The authors declare that they have no conflict of interest.

Figures

Fig. 1. Mutation load of functional classes…
Fig. 1. Mutation load of functional classes of DNMs in the coding region.
a Mutation load per person in ASD versus control group. b Mutation load per person in male ASD subjects versus male controls. c Mutation load per person in female ASD subjects versus female controls. d Mutation load per person in male ASD subjects versus female ASD subjects. Mutation types are displayed by class. p-values were calculated by Fisher’s exact test. The “p.adjust” function in R was employed to calculate the corrected p-values for multiple comparisons, *adjusted p < 0.05, **adjusted p < 0.01, ***adjusted p < 0.001, N.S. not significant. The error bars represent 95% confidence intervals for the mean rates.
Fig. 2. Association between putative functional DNMs…
Fig. 2. Association between putative functional DNMs and clinical phenotypes in the SSC data set.
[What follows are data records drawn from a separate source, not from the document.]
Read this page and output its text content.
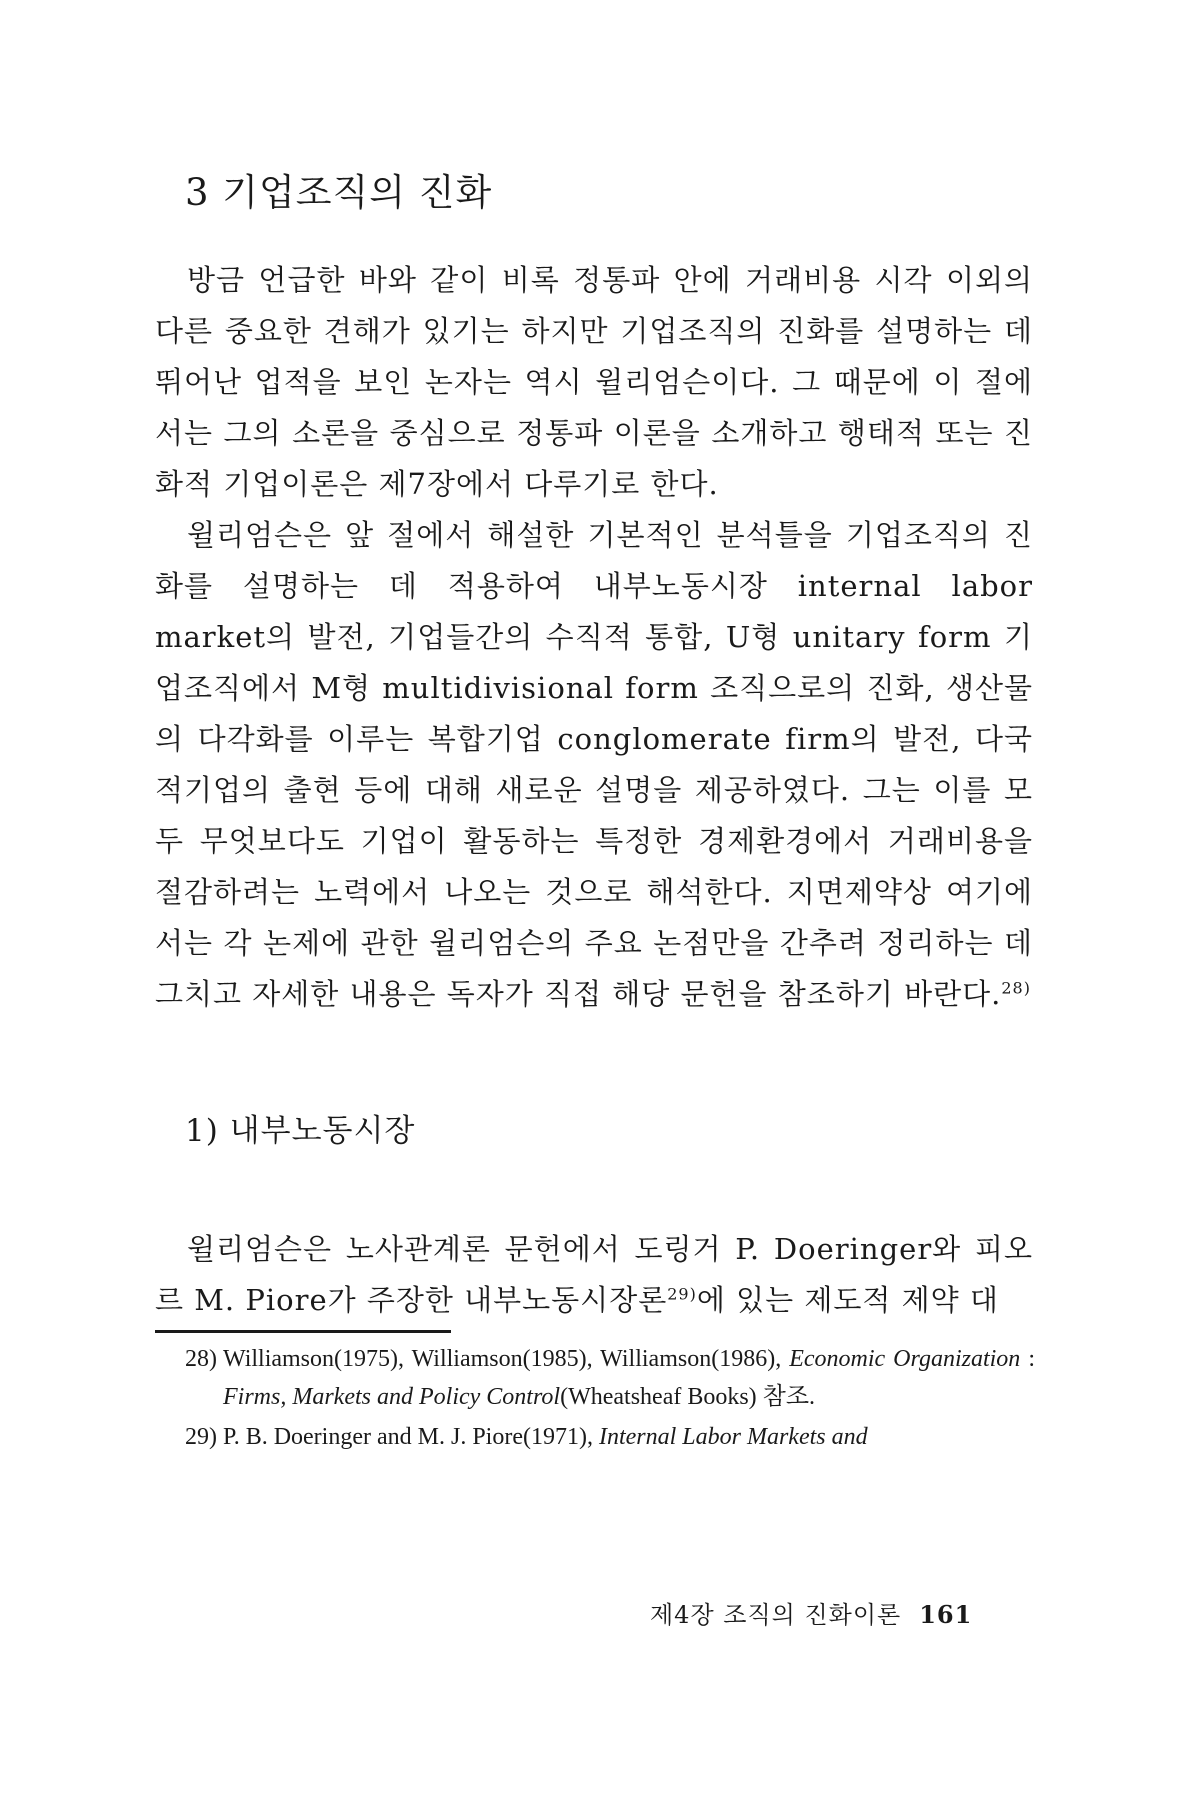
3 기업조직의 진화

방금 언급한 바와 같이 비록 정통파 안에 거래비용 시각 이외의 다른 중요한 견해가 있기는 하지만 기업조직의 진화를 설명하는 데 뛰어난 업적을 보인 논자는 역시 윌리엄슨이다. 그 때문에 이 절에서는 그의 소론을 중심으로 정통파 이론을 소개하고 행태적 또는 진화적 기업이론은 제7장에서 다루기로 한다.

윌리엄슨은 앞 절에서 해설한 기본적인 분석틀을 기업조직의 진화를 설명하는 데 적용하여 내부노동시장 internal labor market의 발전, 기업들간의 수직적 통합, U형 unitary form 기업조직에서 M형 multidivisional form 조직으로의 진화, 생산물의 다각화를 이루는 복합기업 conglomerate firm의 발전, 다국적기업의 출현 등에 대해 새로운 설명을 제공하였다. 그는 이를 모두 무엇보다도 기업이 활동하는 특정한 경제환경에서 거래비용을 절감하려는 노력에서 나오는 것으로 해석한다. 지면제약상 여기에서는 각 논제에 관한 윌리엄슨의 주요 논점만을 간추려 정리하는 데 그치고 자세한 내용은 독자가 직접 해당 문헌을 참조하기 바란다.$^{28)}$

1) 내부노동시장

윌리엄슨은 노사관계론 문헌에서 도링거 P. Doeringer와 피오르 M. Piore가 주장한 내부노동시장론$^{29)}$에 있는 제도적 제약 대

28) Williamson(1975), Williamson(1985), Williamson(1986), Economic Organization : Firms, Markets and Policy Control(Wheatsheaf Books) 참조.

29) P. B. Doeringer and M. J. Piore(1971), Internal Labor Markets and

제4장 조직의 진화이론 161
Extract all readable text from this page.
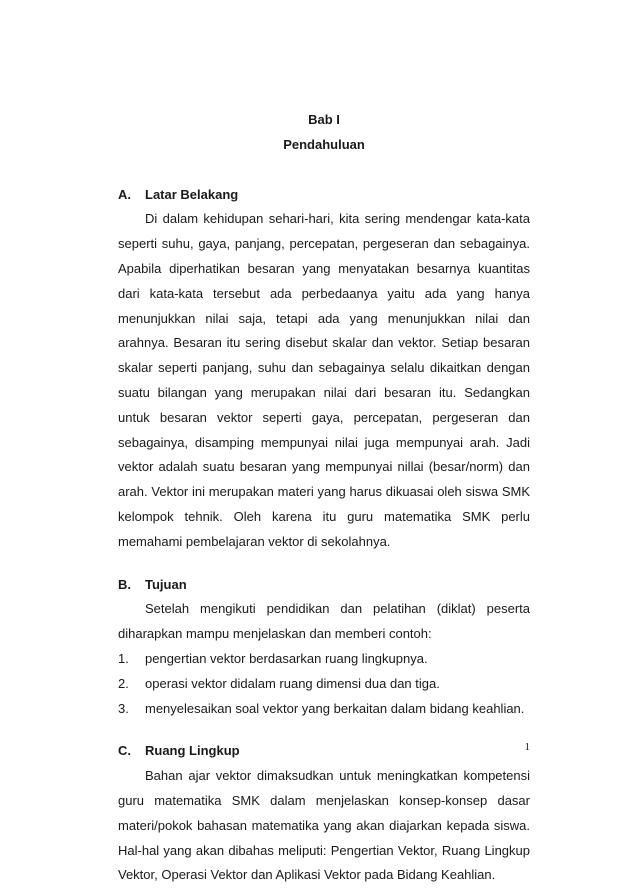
Bab I

Pendahuluan

A.	Latar Belakang

Di dalam kehidupan sehari-hari, kita sering mendengar kata-kata seperti suhu, gaya, panjang, percepatan, pergeseran dan sebagainya. Apabila diperhatikan besaran yang menyatakan besarnya kuantitas dari kata-kata tersebut ada perbedaanya yaitu ada yang hanya menunjukkan nilai saja, tetapi ada yang menunjukkan nilai dan arahnya. Besaran itu sering disebut skalar dan vektor. Setiap besaran skalar seperti panjang, suhu dan sebagainya selalu dikaitkan dengan suatu bilangan yang merupakan nilai dari besaran itu. Sedangkan untuk besaran vektor seperti gaya, percepatan, pergeseran dan sebagainya, disamping mempunyai nilai juga mempunyai arah. Jadi vektor adalah suatu besaran yang mempunyai nillai (besar/norm) dan arah. Vektor ini merupakan materi yang harus dikuasai oleh siswa SMK kelompok tehnik. Oleh karena itu guru matematika SMK perlu memahami pembelajaran vektor di sekolahnya.

B.	Tujuan

Setelah mengikuti pendidikan dan pelatihan (diklat) peserta diharapkan mampu menjelaskan dan memberi contoh:

1.	pengertian vektor berdasarkan ruang lingkupnya.

2.	operasi vektor didalam ruang dimensi dua dan tiga.

3.	menyelesaikan soal vektor yang berkaitan dalam bidang keahlian.

C.	Ruang Lingkup

Bahan ajar vektor dimaksudkan untuk meningkatkan kompetensi guru matematika SMK dalam menjelaskan konsep-konsep dasar materi/pokok bahasan matematika yang akan diajarkan kepada siswa. Hal-hal yang akan dibahas meliputi: Pengertian Vektor, Ruang Lingkup Vektor, Operasi Vektor dan Aplikasi Vektor pada Bidang Keahlian.

1
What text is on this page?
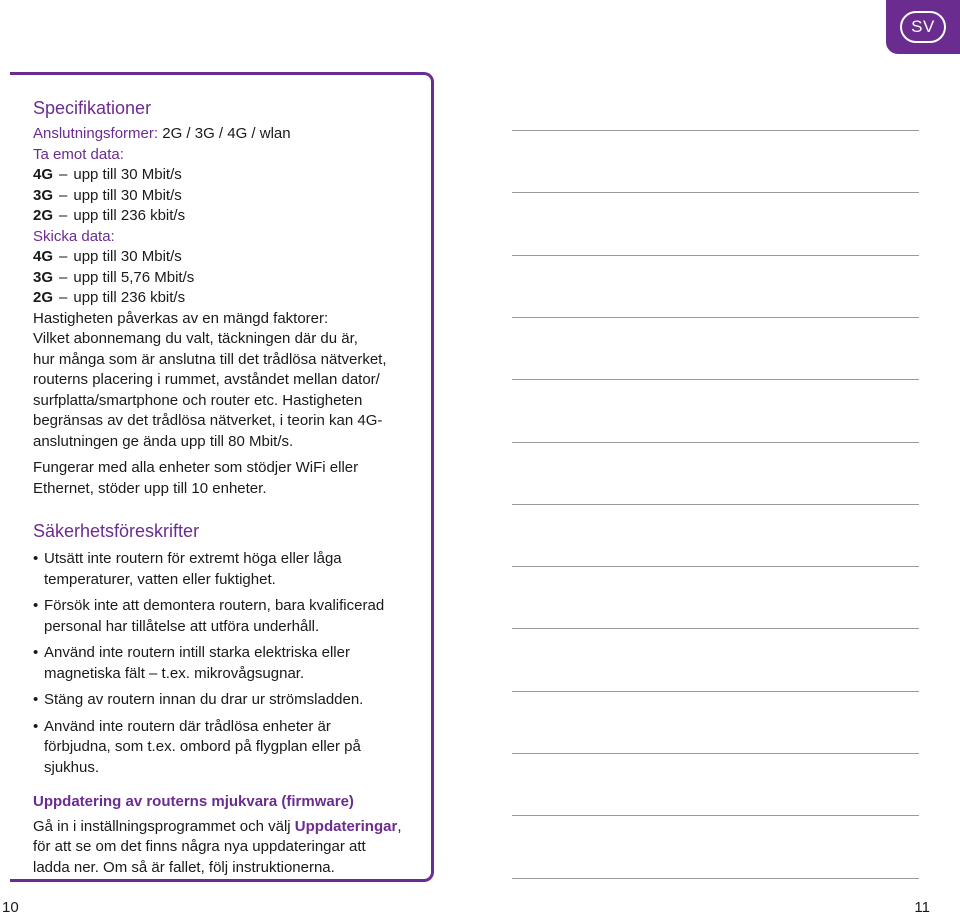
SV
Specifikationer
Anslutningsformer: 2G / 3G / 4G / wlan
Ta emot data:
4G – upp till 30 Mbit/s
3G – upp till 30 Mbit/s
2G – upp till 236 kbit/s
Skicka data:
4G – upp till 30 Mbit/s
3G – upp till 5,76 Mbit/s
2G – upp till 236 kbit/s
Hastigheten påverkas av en mängd faktorer:
Vilket abonnemang du valt, täckningen där du är,
hur många som är anslutna till det trådlösa nätverket,
routerns placering i rummet, avståndet mellan dator/
surfplatta/smartphone och router etc. Hastigheten
begränsas av det trådlösa nätverket, i teorin kan 4G-
anslutningen ge ända upp till 80 Mbit/s.
Fungerar med alla enheter som stödjer WiFi eller
Ethernet, stöder upp till 10 enheter.
Säkerhetsföreskrifter
• Utsätt inte routern för extremt höga eller låga
temperaturer, vatten eller fuktighet.
• Försök inte att demontera routern, bara kvalificerad
personal har tillåtelse att utföra underhåll.
• Använd inte routern intill starka elektriska eller
magnetiska fält – t.ex. mikrovågsugnar.
• Stäng av routern innan du drar ur strömsladden.
• Använd inte routern där trådlösa enheter är
förbjudna, som t.ex. ombord på flygplan eller på
sjukhus.
Uppdatering av routerns mjukvara (firmware)
Gå in i inställningsprogrammet och välj Uppdateringar,
för att se om det finns några nya uppdateringar att
ladda ner. Om så är fallet, följ instruktionerna.
10	11
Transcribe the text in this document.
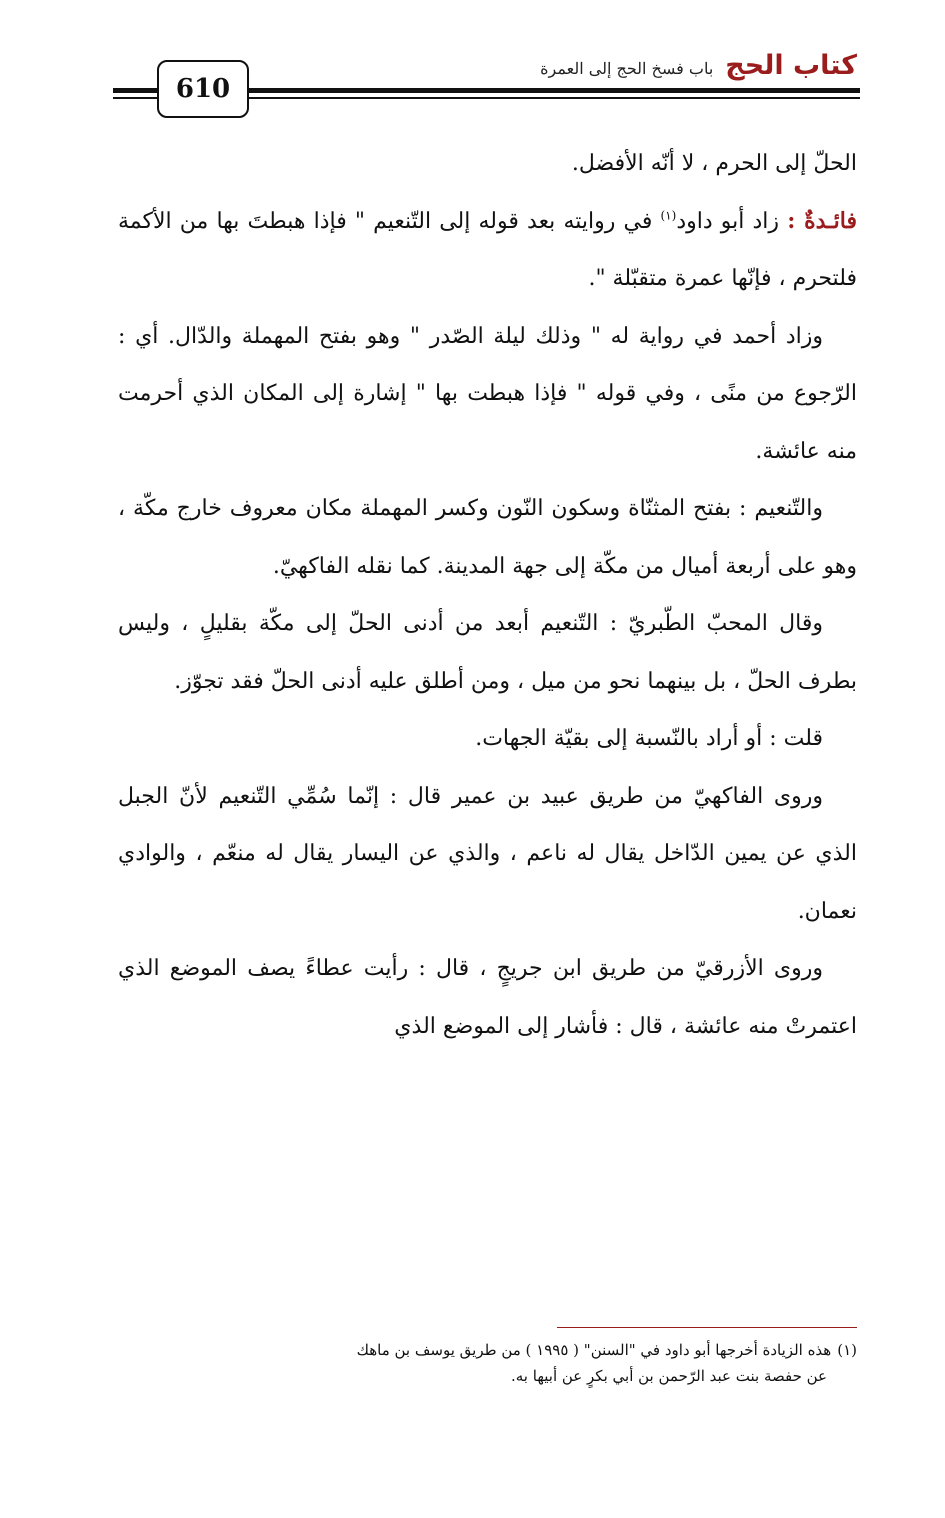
610
كتاب الحج
باب فسخ الحج إلى العمرة

الحلّ إلى الحرم ، لا أنّه الأفضل.

فائـدةٌ : زاد أبو داود$^{(١)}$ في روايته بعد قوله إلى التّنعيم " فإذا هبطتَ بها من الأكمة فلتحرم ، فإنّها عمرة متقبّلة ".

وزاد أحمد في رواية له " وذلك ليلة الصّدر " وهو بفتح المهملة والدّال. أي : الرّجوع من منًى ، وفي قوله " فإذا هبطت بها " إشارة إلى المكان الذي أحرمت منه عائشة.

والتّنعيم : بفتح المثنّاة وسكون النّون وكسر المهملة مكان معروف خارج مكّة ، وهو على أربعة أميال من مكّة إلى جهة المدينة. كما نقله الفاكهيّ.

وقال المحبّ الطّبريّ : التّنعيم أبعد من أدنى الحلّ إلى مكّة بقليلٍ ، وليس بطرف الحلّ ، بل بينهما نحو من ميل ، ومن أطلق عليه أدنى الحلّ فقد تجوّز.

قلت : أو أراد بالنّسبة إلى بقيّة الجهات.

وروى الفاكهيّ من طريق عبيد بن عمير قال : إنّما سُمِّي التّنعيم لأنّ الجبل الذي عن يمين الدّاخل يقال له ناعم ، والذي عن اليسار يقال له منعّم ، والوادي نعمان.

وروى الأزرقيّ من طريق ابن جريجٍ ، قال : رأيت عطاءً يصف الموضع الذي اعتمرتْ منه عائشة ، قال : فأشار إلى الموضع الذي

(١)هذه الزيادة أخرجها أبو داود في "السنن" ( ١٩٩٥ ) من طريق يوسف بن ماهك

عن حفصة بنت عبد الرّحمن بن أبي بكرٍ عن أبيها به.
a The distribution of verbal IQ by gender. b Putative functional DNMs per person by gender in ASD patients with IQ < 80 and IQ ≥ 80. c The distribution of restricted repetitive score by gender. d Putative functional DNMs per person by gender in ASD patients with restricted repetitive score < 4 and restricted repetitive score ≥ 4. e The distribution of diagnostic month by gender. f Putative functional DNMs per person by gender in ASD patients with diagnostic month < 120 and diagnostic month ≥ 120. The p-values of comparison of distributions by gender were calculated by t test. The p-values of comparison of mutation burden by gender were calculated by Poisson test. *p < 0.05, **p< 0.01, ***p < 0.001, N.S. not significant.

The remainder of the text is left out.